At times like that, another young girl from another beauty, Nurul Aini, who had been the Beautiful’s friend ever since they were babies in their cradles, would act as the protector of the perfect Beautiful. She would quickly pull down the Beautiful’s skirt, and she would rebutton the girl’s shirt: “Don’t do that, sweetheart,” she would say. “It’s not proper.”
And when Rengganis the Beautiful stood naked in front of the class—four and a half feet tall and eighty-eight pounds, with her natural calm, her gleaming ripe body, and her long hair as black as a river of ink, the most beautiful Indo in Halimunda, heir to her mother’s beauty with captivating traces of Dutch ancestry, her blue eyes glittering as she looked out at the whole silent class sadly, wondering why all of a sudden everyone’s mouth was wide open like a crocodile that had been waiting for its prey for weeks—Ai with her instinct to always be ready to deal with the bizarre things that the Beautiful did, rose from her chair, ran down the aisle of school benches, and yanked the tablecloth from the teacher’s desk (sending a glass flying to shatter on the floor, as the teacher’s black leather bag collided with the blackboard, spewing out its contents, and a flower vase and books went spinning). She wrapped that tablecloth around the Beautiful’s body, making her look like a young girl in her towel after a bath.
Maybe Ai had inherited her resolute character from her father, Shodancho, but now, without her having to say a word, with just a look in their direction, the boys and the old math teacher promptly exited the classroom. As they went, their words of regret and grunts of disappointment could be heard passing between them.

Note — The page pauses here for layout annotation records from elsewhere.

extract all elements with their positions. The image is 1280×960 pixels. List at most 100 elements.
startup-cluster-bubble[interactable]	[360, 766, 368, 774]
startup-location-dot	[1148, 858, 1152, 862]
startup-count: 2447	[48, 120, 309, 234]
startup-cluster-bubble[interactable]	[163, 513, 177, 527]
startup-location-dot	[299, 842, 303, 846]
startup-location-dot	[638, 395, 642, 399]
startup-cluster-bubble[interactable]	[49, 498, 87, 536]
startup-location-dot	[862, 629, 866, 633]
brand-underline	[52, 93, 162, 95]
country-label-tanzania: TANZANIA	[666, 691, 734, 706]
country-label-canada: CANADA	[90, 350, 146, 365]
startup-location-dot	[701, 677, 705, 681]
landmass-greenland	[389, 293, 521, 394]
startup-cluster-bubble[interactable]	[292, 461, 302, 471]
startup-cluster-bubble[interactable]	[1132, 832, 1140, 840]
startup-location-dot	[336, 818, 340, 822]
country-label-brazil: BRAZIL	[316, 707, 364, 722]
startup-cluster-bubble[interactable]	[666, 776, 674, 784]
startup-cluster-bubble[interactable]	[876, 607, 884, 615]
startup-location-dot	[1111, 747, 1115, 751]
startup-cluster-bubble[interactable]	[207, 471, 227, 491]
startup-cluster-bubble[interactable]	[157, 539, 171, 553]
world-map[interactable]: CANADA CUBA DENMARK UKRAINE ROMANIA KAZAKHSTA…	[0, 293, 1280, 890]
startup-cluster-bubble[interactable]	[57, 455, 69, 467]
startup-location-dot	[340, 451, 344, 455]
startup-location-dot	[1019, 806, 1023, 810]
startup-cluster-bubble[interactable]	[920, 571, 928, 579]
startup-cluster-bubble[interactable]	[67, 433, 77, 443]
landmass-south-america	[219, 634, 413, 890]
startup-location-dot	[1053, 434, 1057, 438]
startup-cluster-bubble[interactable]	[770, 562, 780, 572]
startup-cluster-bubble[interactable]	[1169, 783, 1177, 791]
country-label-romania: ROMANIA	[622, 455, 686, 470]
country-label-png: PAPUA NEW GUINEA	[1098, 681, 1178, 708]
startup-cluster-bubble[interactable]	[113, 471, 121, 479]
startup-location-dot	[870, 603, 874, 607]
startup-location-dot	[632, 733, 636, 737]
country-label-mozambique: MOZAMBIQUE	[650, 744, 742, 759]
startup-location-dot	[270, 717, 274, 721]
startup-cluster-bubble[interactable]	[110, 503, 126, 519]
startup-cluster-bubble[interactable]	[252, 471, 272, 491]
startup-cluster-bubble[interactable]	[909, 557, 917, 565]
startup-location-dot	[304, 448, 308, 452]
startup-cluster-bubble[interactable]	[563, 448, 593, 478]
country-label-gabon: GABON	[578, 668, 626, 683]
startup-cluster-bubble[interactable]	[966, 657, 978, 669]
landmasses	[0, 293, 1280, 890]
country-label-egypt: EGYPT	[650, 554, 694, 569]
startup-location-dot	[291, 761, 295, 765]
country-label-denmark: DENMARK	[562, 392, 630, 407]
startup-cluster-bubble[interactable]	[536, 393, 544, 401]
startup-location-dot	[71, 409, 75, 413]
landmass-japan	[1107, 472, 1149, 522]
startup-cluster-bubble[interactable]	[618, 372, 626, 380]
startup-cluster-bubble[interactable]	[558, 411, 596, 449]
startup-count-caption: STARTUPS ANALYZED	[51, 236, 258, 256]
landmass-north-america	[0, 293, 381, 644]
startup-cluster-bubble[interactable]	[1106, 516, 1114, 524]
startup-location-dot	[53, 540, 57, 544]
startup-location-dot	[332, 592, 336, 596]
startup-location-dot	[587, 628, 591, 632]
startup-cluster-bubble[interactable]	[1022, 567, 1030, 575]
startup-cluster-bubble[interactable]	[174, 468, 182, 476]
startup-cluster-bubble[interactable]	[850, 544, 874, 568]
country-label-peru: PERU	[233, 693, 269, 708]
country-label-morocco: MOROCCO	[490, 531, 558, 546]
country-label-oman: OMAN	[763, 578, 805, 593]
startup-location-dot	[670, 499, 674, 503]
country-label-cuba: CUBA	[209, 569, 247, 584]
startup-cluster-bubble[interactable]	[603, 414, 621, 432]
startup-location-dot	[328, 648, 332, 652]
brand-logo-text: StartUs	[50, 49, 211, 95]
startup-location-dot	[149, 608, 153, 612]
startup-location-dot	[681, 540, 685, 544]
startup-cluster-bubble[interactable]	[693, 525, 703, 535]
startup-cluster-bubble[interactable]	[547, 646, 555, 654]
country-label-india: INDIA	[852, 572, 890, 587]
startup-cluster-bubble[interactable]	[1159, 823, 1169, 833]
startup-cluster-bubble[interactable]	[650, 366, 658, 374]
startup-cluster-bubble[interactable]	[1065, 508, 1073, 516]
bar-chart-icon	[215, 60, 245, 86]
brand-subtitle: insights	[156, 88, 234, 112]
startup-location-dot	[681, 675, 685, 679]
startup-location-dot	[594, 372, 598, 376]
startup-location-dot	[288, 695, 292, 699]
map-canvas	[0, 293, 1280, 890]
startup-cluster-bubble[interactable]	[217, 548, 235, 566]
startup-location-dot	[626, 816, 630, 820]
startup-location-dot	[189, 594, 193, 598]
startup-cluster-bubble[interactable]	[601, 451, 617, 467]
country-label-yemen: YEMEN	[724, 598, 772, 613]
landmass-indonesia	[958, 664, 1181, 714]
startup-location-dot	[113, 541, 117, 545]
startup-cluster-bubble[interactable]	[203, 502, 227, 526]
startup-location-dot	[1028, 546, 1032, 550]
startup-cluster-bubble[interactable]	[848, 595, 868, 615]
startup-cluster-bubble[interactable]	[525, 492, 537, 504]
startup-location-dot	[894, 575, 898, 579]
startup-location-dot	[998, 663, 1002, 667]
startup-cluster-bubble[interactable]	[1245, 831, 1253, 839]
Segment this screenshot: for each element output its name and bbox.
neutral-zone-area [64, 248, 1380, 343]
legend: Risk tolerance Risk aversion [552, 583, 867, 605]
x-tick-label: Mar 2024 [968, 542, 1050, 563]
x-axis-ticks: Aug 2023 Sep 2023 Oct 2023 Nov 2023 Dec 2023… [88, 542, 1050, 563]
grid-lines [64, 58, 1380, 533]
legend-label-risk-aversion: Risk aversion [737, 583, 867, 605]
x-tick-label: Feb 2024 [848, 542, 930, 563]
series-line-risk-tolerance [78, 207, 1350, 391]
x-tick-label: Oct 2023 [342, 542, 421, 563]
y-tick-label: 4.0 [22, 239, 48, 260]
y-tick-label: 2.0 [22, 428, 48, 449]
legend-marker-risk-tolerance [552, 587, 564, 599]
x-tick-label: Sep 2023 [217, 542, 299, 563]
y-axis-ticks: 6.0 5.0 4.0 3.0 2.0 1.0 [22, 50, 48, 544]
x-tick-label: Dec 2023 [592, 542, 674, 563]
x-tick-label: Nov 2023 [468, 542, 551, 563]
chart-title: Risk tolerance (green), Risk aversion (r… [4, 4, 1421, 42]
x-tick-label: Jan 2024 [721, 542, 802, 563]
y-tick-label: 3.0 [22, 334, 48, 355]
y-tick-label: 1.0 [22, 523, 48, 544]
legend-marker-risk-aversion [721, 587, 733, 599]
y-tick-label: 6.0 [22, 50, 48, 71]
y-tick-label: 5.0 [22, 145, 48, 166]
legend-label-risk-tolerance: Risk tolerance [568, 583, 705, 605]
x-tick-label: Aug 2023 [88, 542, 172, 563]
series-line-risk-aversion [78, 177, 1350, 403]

“Damn it, a dog?! As if none of us could have raped Rengganis the Beautiful.”
A few girls went to the gymnasium to look for a school soccer uniform to replace the tablecloth wrapped around the Beautiful’s body.
At more or less the same time Maya Dewi, mother of the Beautiful and wife of Maman Gendeng, had a small but gravely worrisome household incident. She was cleaning when a lizard perched on the ceiling lampshade defecated and its scat fell down onto her shoulder. She wasn’t worried about the smell or the filth, but she knew falling lizard scat always foreshadows catastrophe—it was a sign.
Unlike her husband, Maya Dewi was highly respected by the city folk, who didn’t care that she was the daughter of Dewi Ayu, that notable whore. She was calm, and friendly, and even pious, and when they saw this woman people forgave the troubling childish character of her young daughter and her husband’s frightening evil instincts. Maya Dewi went to the women’s Thursday night prayer meetings and to the
arisan
on Sunday afternoons, socializing and contributing money to the women’s lottery pool. She made her family seem just a little bit civilized, in part by earning a living from her daily work of making cookies with her two mountain-girl helpers.